7 Tips/techniques for multi-language sites

A recent article re-iterating over the things all web developers should be doing anyway but need to be especially aware of when having multi-lingual sites.

http://www.nomensa.com/blog/2010/7-tips-and-techniques-for-multi-lingual-website-accessibility/

tl,dr:
#1 set the language code on the html tag (though I’ll add, go ahead and be redundant and use the content-language meta tag as well: <meta http-equiv=“content-language” content=“en”>)
#2 set the language on inner tags if and when they differ from the main page’s set language (see note below about hreflang)
#3 Google sucks… see below
#4 Set the direction of the language (ltr is default though, no need to set that unless you need to do like #2, override the main page setting), and let the browser deal with it, instead of using CSS like floats etc to imitate proper direction! The W3C is clear on this. If you have a page written in Hebrew or Arabic, don’t leave the page set to ltr and then try to use CSS or illogical text order to make it seem rtl. Set the rtl in the HTML.
#5 Set a charset. Yes. Do it before the title or anything else in the <head> while you’re at it: browsers can and will re-start loading after determining the charset (though IE6 tries well to guess based on language heuristics or something weird). So get them to do that as soon as possible, NOT after trying to load your title, meta description, css, javascript, favicon and whatever else you’ve got in there.
#6 Set font size based on language (this one’s pretty cool actually… see David’s inline box model page and scroll down to see an example difference between baselines for characters, for example)
#7 watch out for differences in word-length (this one hits us every time, doesn’t it? And may make you re-think things like horizontal menus!) This is why blind language settings without actually checking can get you in trouble. As a related note, word-wrapping is also affected!

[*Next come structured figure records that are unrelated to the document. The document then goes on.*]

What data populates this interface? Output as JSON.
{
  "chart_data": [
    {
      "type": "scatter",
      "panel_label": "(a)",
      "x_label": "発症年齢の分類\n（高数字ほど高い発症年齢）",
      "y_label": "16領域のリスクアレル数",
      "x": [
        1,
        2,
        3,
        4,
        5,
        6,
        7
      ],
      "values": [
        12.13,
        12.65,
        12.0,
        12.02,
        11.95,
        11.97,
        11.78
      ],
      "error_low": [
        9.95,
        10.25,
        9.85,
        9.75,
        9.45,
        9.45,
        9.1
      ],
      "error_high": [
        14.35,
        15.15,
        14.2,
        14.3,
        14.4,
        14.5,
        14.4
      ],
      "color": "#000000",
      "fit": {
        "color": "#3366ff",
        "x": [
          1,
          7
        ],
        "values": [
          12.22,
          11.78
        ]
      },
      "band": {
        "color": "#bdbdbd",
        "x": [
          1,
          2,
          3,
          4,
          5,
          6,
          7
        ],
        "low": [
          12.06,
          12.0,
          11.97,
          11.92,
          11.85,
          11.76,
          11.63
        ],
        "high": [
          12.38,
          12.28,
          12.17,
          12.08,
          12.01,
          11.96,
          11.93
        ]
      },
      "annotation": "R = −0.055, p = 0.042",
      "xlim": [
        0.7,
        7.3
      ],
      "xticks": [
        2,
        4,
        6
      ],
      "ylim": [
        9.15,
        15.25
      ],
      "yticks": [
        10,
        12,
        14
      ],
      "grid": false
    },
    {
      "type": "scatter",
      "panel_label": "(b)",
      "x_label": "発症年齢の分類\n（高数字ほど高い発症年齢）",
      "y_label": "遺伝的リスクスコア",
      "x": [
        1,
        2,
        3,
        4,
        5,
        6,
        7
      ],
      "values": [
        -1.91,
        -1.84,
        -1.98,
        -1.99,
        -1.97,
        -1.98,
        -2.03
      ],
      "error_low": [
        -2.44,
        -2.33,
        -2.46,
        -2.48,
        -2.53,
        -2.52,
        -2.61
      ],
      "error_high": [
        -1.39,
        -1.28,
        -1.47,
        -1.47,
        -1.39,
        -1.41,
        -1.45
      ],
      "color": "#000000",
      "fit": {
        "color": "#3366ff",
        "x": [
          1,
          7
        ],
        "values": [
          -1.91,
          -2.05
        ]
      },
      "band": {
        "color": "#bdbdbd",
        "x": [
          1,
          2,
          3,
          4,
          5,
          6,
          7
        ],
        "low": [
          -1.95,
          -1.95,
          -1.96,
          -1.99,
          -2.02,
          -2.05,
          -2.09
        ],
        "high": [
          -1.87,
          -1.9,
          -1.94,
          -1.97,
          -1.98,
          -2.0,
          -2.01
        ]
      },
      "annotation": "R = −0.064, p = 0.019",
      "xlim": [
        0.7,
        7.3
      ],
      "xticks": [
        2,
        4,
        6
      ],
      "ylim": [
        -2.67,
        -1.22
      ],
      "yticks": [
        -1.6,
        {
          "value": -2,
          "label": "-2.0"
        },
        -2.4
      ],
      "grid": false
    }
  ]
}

I think “accessibility” in the tite here is limiting it: this is also usability and frankly it’s correct HTML… with two? exceptions I’m not sure of:

2 Links:

I had to look around for hreflang attribute because I actually had never heard of it before. From what I’ve read, it’s only really safe to use if you know absolutely certain that the user, upon clicking that, WILL get that resource in that language. Meaning, it had better be hard-coded and not possible for the user’s browser to choose some default language they have set. So, not for links to wikipedia or google or anything external that you don’t control. Rather, put the language selection in the link text:
(either: “deze site in het Nederlands” with lang=“nl” or “this site in Dutch” without lang attribute on the link (since link text is in the same language as the page) and then the page linked to has html lang=“nl”).

For the rest, it should be on every dev’s checklist, whether they care about screen readers or not.

Also, I have issue with this:

In order to make language identification easier for Google, Google recommends only using one language per page.

I say, Tough. If my page content needs multiple languages, to hell with the googles. Use what makes sense with your content, because you ain’t writing for the googles… you are writing for human beings. And human beings understand the concept of multiple languages on a page. Remember that the lang attribute is supposed to be limited to within the tag scope of the tag you set it on.

Notice that Google will try to steer users to a particular language of a site, if available, not based on the user’s browser settings but based entirely on geo-location. This sucks butt when you’re traveling. You can turn this “feature” off, but only permanently after accepting a cookie, which doesn’t help as you go from hotel computer to internet cafe to wherever.

You probably won’t have done much with hreflang because it is mainly for the user-agent regarding the end of a link. So as an author you have to explicitly know what language was at the end. Typically you will have the language declared within most your own documents anyway.

Once you start pandering for the Search Engines over common sense then you should worry.